Pada 25 Agustus 2014, Rahmat mendaftarkan permohonan PK dan permohonan penangguhan eksekusi.
Beberapa hari kemudian, tutur Jaksa, Hiendra mencabut kuasa yang telah diberikan dan melarang Rahmat mencairkan cek Rp5 miliar.
"Namun pada kenyataannya Hiendra meminta terdakwa II (Rezky) yang merupakan menantu sekaligus orang kepercayaan terdakwa I (Nurhadi) untuk pengurusan perkara tersebut, padahal diketahui pada saat itu, terdakwa II bukanlah advokat," ucap Jaksa sebagaimana surat dakwaan.

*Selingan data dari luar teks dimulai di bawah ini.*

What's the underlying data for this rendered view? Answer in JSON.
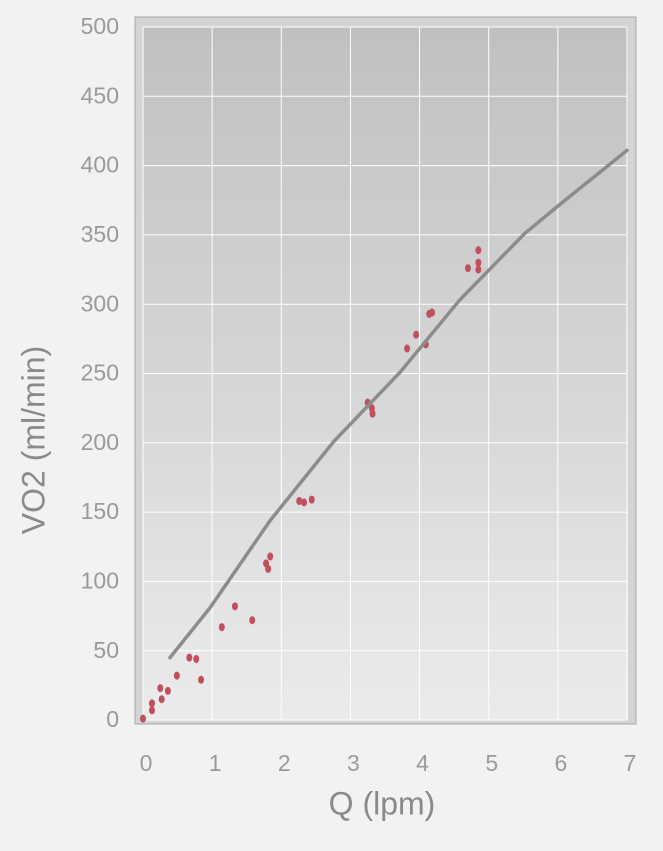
{
  "chart_data": {
    "type": "scatter",
    "x_label": "Q (lpm)",
    "y_label": "VO2 (ml/min)",
    "xlim": [
      0,
      7
    ],
    "xticks": [
      0,
      1,
      2,
      3,
      4,
      5,
      6,
      7
    ],
    "ylim": [
      0,
      500
    ],
    "yticks": [
      0,
      50,
      100,
      150,
      200,
      250,
      300,
      350,
      400,
      450,
      500
    ],
    "grid": true,
    "series": [
      {
        "type": "scatter",
        "color": "#c0505e",
        "x": [
          0,
          0.13,
          0.13,
          0.25,
          0.27,
          0.36,
          0.49,
          0.67,
          0.77,
          0.84,
          1.14,
          1.33,
          1.58,
          1.78,
          1.81,
          1.84,
          2.26,
          2.33,
          2.44,
          3.25,
          3.31,
          3.32,
          3.82,
          3.95,
          4.09,
          4.14,
          4.18,
          4.7,
          4.85,
          4.85,
          4.85
        ],
        "values": [
          1,
          12,
          7,
          23,
          15,
          21,
          32,
          45,
          44,
          29,
          67,
          82,
          72,
          113,
          109,
          118,
          158,
          157,
          159,
          229,
          225,
          221,
          268,
          278,
          271,
          293,
          294,
          326,
          339,
          330,
          325
        ]
      },
      {
        "type": "line",
        "color": "#8c8c8c",
        "x": [
          0.39,
          0.97,
          1.84,
          2.76,
          3.72,
          4.58,
          5.52,
          6.03,
          7.0
        ],
        "values": [
          45,
          81,
          144,
          201,
          251,
          303,
          351,
          372,
          411
        ]
      }
    ]
  }
}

Lebih lanjut, Nurhadi dan Rezky juga didakwa menerima gratifikasi sebesar Rp37.287.000.000.
Nurhadi disebut memerintahkan Rezky untuk menerima uang dari para pihak yang memiliki perkara baik di tingkat pertama, banding, kasasi dan peninjauan kembali secara bertahap sejak 2014-2017.
Penerimaan uang di antaranya dari Handoko Sutjitro (Rp2,4 miliar); Renny Susetyo Wardani (Rp2,7 miliar); Donny Gunawan (Rp7 miliar); Freddy Setiawan (Rp23,5 miliar); dan Riadi Waluyo (Rp1.687.000.000).